Hoje eu li uma notícia curiosa. Cientistas descobriram que o excesso de neurônios pode atrapalhar o bom funcionamento do cérebro. Em alguns casos, até mesmo matá-lo. Em função disso, existe em nós um mecanismo natural, ativo desde o feto, para matar células nervosas. Uma quantidade de neurônios acima do necessário cria obstáculos para a realização das sinapses, as conexões nervosas que formam a nossa atividade mental. A descoberta reduz nossa sensação de culpa num dia de ressaca. Quem sabe se os trezentos mil neurônios que torrei ontem à noite, pensa o boêmio, não me tornarão mais inteligente?
A notícia também ajuda a explicar a genialidade humana, e por isso a associei a nosso eterno Niemeyer, um sujeito humilde e ao mesmo tempo tão superior. O gênio, na maioria das vezes, não é o mais inteligente. Nem faz questão de sê-lo. A arte está aí para provar essa verdade. Enquanto os poemas de Mario Quintana, por exemplo, parecem feitos com apenas poucos neurônios, e talvez por isso mesmo sejam tão belos e universais, há poetas que usam bilhões deles, com resultado lamentável.
A mesma coisa vale para as utopias. As mais poderosas, que demonstram resistência acima do normal, que pervadem lugares surpreendentes, são também as mais simples. Os sonhos de Niemeyer, com certeza, tão poderosamente simples, durarão muito mais que suas obras. Ele sabia disso, daí a sua humildade, daí a sua máxima tão emocionantemente humanista: a arquitetura é importante, porém mais importante é a vida.

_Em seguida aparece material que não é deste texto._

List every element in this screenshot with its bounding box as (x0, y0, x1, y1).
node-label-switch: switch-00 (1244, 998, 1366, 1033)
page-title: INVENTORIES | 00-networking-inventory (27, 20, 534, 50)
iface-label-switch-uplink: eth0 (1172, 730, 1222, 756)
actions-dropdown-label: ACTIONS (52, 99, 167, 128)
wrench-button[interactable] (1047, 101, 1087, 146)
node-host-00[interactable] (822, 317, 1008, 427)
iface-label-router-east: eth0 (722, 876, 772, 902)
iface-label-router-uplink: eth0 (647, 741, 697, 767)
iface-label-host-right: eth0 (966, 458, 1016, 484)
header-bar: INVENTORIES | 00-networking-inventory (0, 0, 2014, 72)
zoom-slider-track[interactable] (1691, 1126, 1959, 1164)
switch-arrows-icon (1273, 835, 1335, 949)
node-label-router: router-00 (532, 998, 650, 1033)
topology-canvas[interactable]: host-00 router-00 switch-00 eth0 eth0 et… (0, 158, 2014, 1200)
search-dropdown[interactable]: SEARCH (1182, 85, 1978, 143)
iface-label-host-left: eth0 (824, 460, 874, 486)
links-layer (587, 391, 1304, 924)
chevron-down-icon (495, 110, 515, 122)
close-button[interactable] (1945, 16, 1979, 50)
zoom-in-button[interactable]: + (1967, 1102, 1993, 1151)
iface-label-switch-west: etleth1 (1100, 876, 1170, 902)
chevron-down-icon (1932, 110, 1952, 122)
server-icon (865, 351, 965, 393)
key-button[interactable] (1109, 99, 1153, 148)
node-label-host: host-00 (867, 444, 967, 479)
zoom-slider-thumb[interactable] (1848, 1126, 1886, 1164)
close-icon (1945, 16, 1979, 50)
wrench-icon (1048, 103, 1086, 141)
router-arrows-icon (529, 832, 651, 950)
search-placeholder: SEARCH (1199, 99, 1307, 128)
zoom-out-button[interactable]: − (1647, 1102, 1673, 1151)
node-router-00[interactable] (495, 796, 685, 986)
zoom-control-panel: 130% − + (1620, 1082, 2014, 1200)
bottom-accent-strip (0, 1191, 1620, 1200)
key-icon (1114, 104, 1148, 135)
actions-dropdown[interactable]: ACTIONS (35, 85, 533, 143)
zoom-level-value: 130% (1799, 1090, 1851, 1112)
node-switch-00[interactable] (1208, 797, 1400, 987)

Com a sua morte, Niemeyer repetiu, de certa forma, o feito de Vargas: constrangeu seus adversários; derrotou-os, inexoravelmente. Por um dia ou dois, o Brasil inteiro se tornou comunista, sonhador e arquiteto. O velhinho deve estar sorrindo, com a malícia de um anjo, num céu no qual ele não acreditava. Um céu que a gente inventa, profanando seu ateísmo, apenas para o imaginar por lá, amaciando a dura eternidade com a forma curvilínea e sedutora das utopias!